Es wird eher keine weitere für mich geben.

na endlich live (4. Januar 2008)

und zudem noch ziemlich gut. Verschiedene Elemente und Stimmungen fügen sich hier wie die drei Musiker zu etwas unmittelbaren und einmaligem zusammen. Sehr viele Stellen erzeugen ein "wunderschön" nur wenige ein "soll ich vorspulen". Der Applaus ist zu lang. Doch das Album steht kurz vor der Himmelspforte, da kann man über diese Punkte hinwegsehen.

Diese Aufnahme packt - und lässt nicht mehr los! (1. Januar 2008)

Besser kann eine Live-Jazz-Platte nicht sein. Was Esbjörn Svensson und seine beiden Mitstreiter hier bieten ist für mich zusammen mit dem 2001er-Konzert von Keith Jarrett und seinen Mannen in Montreux schlicht das Beste, was 2007 im Jazz veröffentlicht wurde. Eigentlich sogar besser als Jarrett und Co.!
Jedes Stück entwickelt in sich einen unwiderstehlichen Sog - und dieser steigert sich auf CD2 dann über alle Songs hinweg schier ins Unermessliche. Nur schon alleine der Übergang von der Traum-Ballade "Sipping On The Solid Ground" zum unglaublich powervollen Groove von "Goldwrap" - allererste Güteklasse! Das ist spannend, faszinierend, hypnotisch, magisch - was muss eine solche Konzertaufnahme noch mehr bieten?
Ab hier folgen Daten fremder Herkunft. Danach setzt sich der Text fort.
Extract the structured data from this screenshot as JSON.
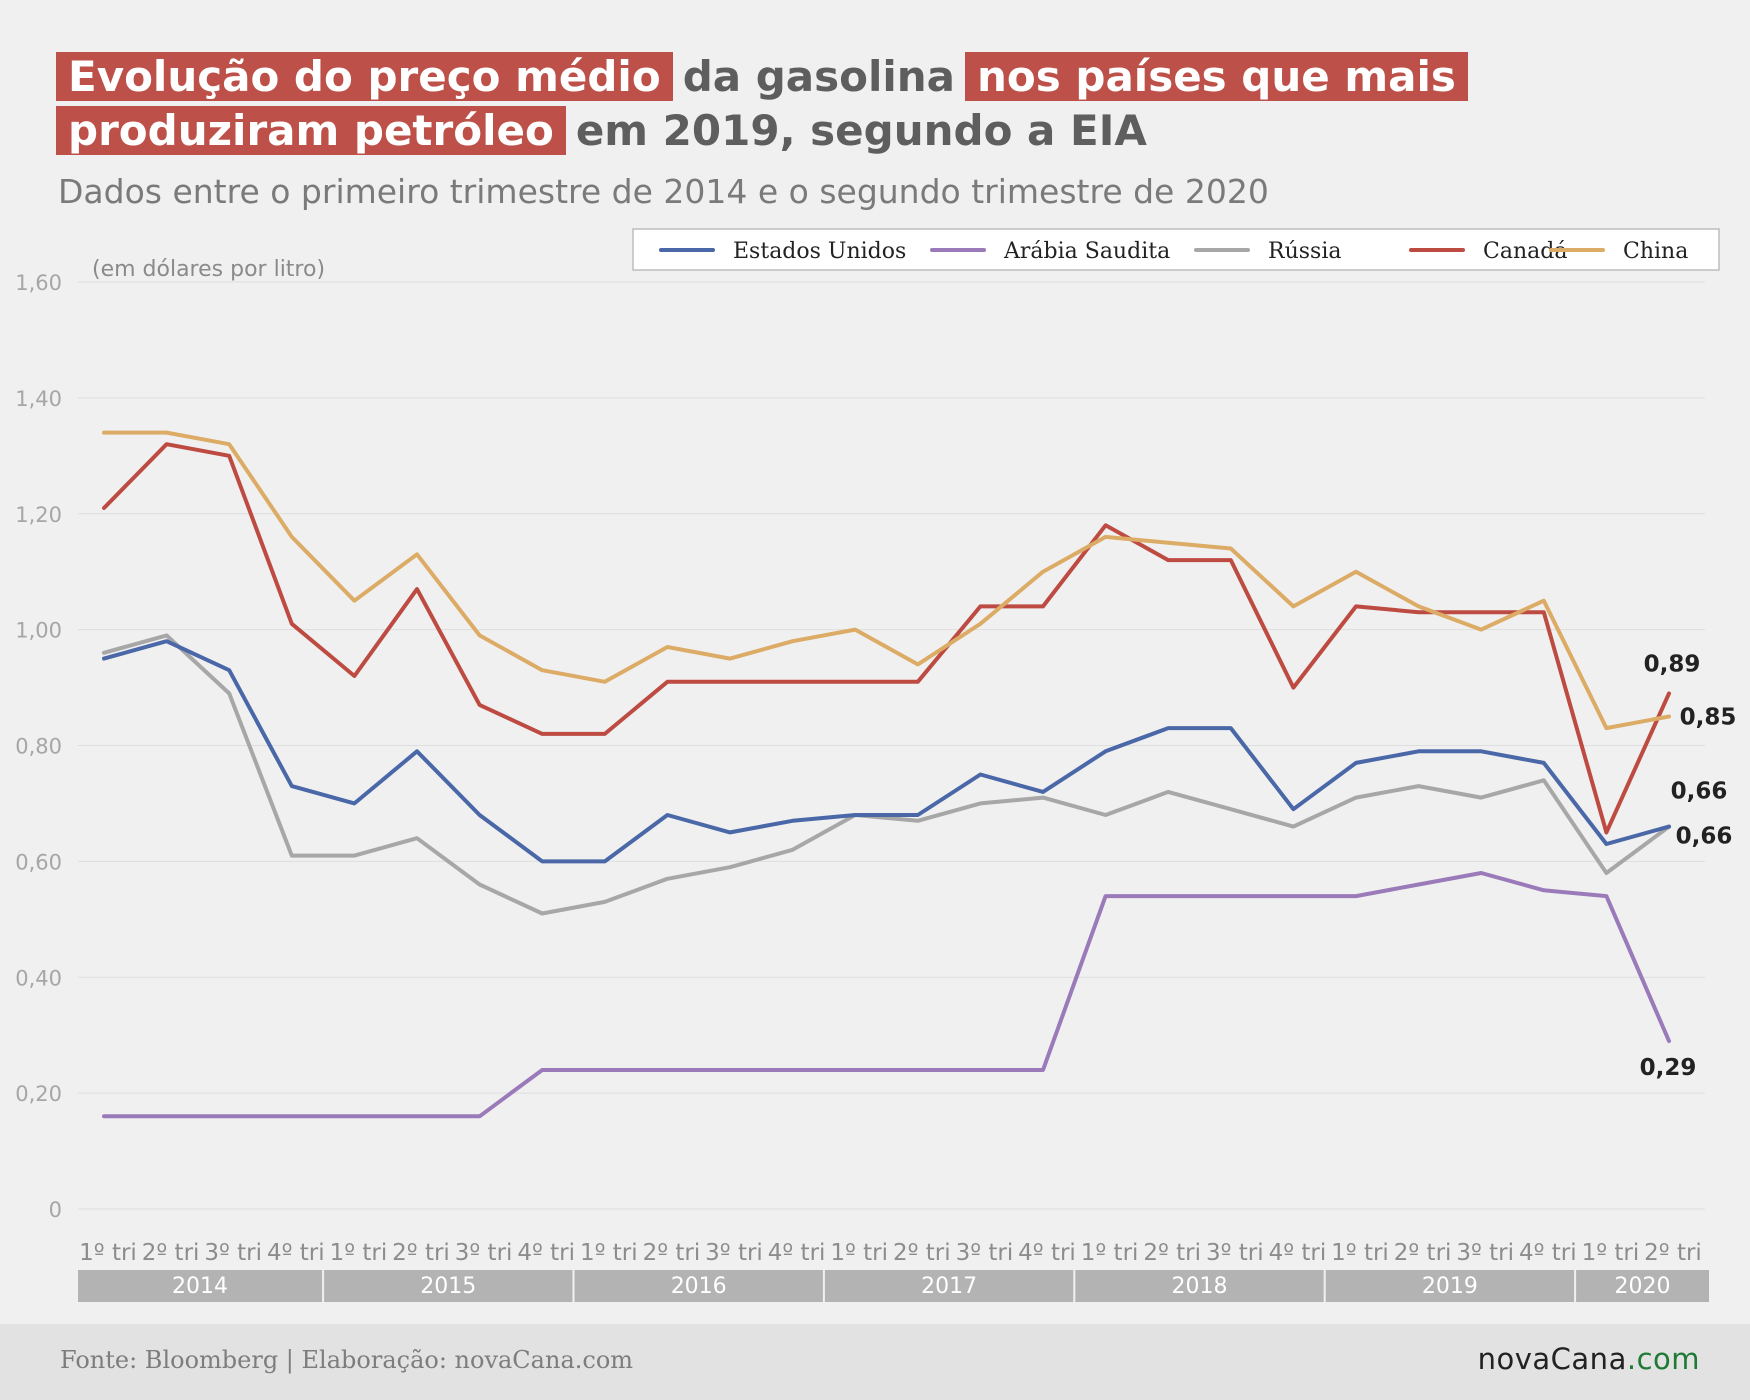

Der frenetische Applaus des Hamburger Publikums spricht ebenfalls eine deutliche Sprache.

Übertroffene Erwartungen (30. Dezember 2007)

Bisher hatte ich ein gespaltenes Verhältnis zu Jazz...m.E. meist nervige Musik, die den Kopf nicht abschalten lässt - doch eine Rezension in der ZEIT ließ mich aufhorchen und ich erwarb e.s.t.live in HH.
Eine vielseitige und spannende CD, die mein Jazz-Klischee nachhaltig entkräftet hat, tolle Stimmung und ein wirklicher Hörgenuss.
Einfach Augen schließen und live dabei sein - großartig!